They provide food, and also garden colour - so well worth a look.
I will update this posting with my own pictures etc. as and when I get them, the pics shown are generic from searches.
This year I transplanted my horseradish and put rhubarb crowns in their permanent positions. With some great advice from gardenplansireland.com I decided to dedicate one bed to perennial crops.
It means I will need to create a new one for rotation, but I have the space.
From the Irish seedsavers association in Clare I got a few seeds, including Sea Kale and a Salsify.
The sea kale is called Lily White. It has distinctive grey/blue green fleshy leaves that give a display of pure white flowers in late spring. It is a protected plant now in many places.
They are best when blanched so put a thick layer of straw over them in autumn/winter.
Don’t start cropping until the second year.
Salsify is a root vegetable that goes back to the middle ages. I do know it is not the easiest veg to prep, I believe the Dutch call it screaming housemaid!! It is very old, having been mentioned by Plinny the Elder.

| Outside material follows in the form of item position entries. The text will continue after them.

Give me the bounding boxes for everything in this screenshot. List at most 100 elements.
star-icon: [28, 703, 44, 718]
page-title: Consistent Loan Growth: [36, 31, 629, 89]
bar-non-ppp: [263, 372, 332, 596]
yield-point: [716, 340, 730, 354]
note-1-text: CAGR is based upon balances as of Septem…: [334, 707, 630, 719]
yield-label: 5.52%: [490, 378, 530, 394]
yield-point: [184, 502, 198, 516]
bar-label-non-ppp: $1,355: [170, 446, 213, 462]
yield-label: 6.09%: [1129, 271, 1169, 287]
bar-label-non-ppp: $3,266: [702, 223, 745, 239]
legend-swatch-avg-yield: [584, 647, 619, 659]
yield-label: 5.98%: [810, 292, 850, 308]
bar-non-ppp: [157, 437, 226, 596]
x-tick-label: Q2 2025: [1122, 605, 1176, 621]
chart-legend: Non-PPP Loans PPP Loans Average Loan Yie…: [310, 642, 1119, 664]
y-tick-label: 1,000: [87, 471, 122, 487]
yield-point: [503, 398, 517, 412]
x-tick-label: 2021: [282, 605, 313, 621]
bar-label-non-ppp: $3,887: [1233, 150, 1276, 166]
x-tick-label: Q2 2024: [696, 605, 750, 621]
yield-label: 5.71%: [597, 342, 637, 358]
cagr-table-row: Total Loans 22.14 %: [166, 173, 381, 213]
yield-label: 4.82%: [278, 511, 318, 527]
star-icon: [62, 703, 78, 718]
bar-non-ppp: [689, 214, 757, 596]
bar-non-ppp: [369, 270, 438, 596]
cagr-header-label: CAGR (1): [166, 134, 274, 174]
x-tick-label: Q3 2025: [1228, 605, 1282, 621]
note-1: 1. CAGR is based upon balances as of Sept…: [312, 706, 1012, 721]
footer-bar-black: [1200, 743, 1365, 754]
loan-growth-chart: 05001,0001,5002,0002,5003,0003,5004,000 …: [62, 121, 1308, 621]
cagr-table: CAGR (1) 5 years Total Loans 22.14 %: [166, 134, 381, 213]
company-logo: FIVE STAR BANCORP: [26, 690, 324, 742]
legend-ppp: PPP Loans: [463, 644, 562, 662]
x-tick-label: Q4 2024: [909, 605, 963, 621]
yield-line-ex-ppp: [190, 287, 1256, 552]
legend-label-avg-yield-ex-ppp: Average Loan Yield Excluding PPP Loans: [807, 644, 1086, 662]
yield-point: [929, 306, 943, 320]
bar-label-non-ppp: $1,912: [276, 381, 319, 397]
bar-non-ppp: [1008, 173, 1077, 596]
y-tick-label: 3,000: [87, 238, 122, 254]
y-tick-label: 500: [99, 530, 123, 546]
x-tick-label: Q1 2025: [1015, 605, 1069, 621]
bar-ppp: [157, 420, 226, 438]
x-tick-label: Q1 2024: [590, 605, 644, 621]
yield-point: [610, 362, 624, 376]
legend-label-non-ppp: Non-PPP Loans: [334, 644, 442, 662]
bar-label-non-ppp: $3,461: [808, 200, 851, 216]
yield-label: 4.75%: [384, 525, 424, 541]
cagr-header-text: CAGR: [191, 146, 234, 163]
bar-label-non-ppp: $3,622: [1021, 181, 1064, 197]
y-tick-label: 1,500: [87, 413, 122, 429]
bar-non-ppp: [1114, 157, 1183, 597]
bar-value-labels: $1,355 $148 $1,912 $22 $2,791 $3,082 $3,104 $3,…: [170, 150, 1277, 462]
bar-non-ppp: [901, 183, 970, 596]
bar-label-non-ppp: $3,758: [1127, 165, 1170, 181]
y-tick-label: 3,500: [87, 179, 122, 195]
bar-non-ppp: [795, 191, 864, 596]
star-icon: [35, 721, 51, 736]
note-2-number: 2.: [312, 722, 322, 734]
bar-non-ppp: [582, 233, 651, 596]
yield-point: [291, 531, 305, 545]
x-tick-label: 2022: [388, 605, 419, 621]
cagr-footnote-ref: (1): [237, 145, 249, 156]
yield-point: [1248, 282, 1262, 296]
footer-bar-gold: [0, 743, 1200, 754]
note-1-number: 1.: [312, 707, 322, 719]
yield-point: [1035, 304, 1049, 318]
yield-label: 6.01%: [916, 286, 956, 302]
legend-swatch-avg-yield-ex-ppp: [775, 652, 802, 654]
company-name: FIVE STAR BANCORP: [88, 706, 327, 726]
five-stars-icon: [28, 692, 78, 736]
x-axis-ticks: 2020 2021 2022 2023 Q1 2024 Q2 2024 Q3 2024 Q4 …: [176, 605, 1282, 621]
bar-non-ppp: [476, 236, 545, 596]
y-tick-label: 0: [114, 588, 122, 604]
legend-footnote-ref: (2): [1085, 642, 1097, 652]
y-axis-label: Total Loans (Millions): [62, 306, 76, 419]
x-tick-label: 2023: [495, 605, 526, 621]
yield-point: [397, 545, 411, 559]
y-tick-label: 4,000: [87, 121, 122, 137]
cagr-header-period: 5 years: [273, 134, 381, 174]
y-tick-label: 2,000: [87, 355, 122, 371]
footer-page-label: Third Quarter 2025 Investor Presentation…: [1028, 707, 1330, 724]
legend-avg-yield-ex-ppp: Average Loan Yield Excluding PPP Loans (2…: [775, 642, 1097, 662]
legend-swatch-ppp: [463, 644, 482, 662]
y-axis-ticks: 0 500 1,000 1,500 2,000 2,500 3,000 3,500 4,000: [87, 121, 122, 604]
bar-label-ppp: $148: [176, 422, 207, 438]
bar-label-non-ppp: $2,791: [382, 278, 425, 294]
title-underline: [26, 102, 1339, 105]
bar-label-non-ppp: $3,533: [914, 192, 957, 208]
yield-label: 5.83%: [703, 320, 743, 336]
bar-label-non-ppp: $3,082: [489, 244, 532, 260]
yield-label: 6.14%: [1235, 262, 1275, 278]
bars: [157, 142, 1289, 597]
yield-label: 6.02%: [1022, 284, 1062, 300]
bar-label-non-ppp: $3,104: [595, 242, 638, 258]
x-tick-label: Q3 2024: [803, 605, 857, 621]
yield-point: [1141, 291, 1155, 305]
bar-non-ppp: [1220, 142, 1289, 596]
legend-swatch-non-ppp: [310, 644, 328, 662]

As with the sea kale the flower is also good for ornamental gardener’s as all summer long they bloom with large brilliant purple daisy-like flowers
I am delighted to say they also have, again, tipperary turnip in stock. This was a massive success in last years garden as it was very hardy, gave a high return and some great meals.
The other main source of perennial food crops has been seedaholic's in Mayo.
The perennials I ordered from them were mainly herbs, but I also got three perennial veg.
One close relative of the globe artichoke is Cardoon which is popular in France, Spain and Italy.
The seed can be ground and mixed with flour then used in making bread.
Known as 'poor man's asparagus', the growing shoots can be tie together in bundles, cooked and eaten like asparagus. Young flower buds can be sautéed in butter
I also got a Sorrel from them - “De Belleville” French or Garden Sorrel
Its meant to be very easy to grow, producing clumps of pale green leaves with a good lemon flavour.
I am told that once you've got a clump going it needs no attention other than when you want to eat it
It can be harvested at baby leaf stage and is great in salads and sandwiches as it doesn't go limp but is most delicious when cooked
From Mr Middletons in Dublin I ordered two other perennials.
Jeruselem Artichoke tubers, they seem a lot less hassle than the globe version.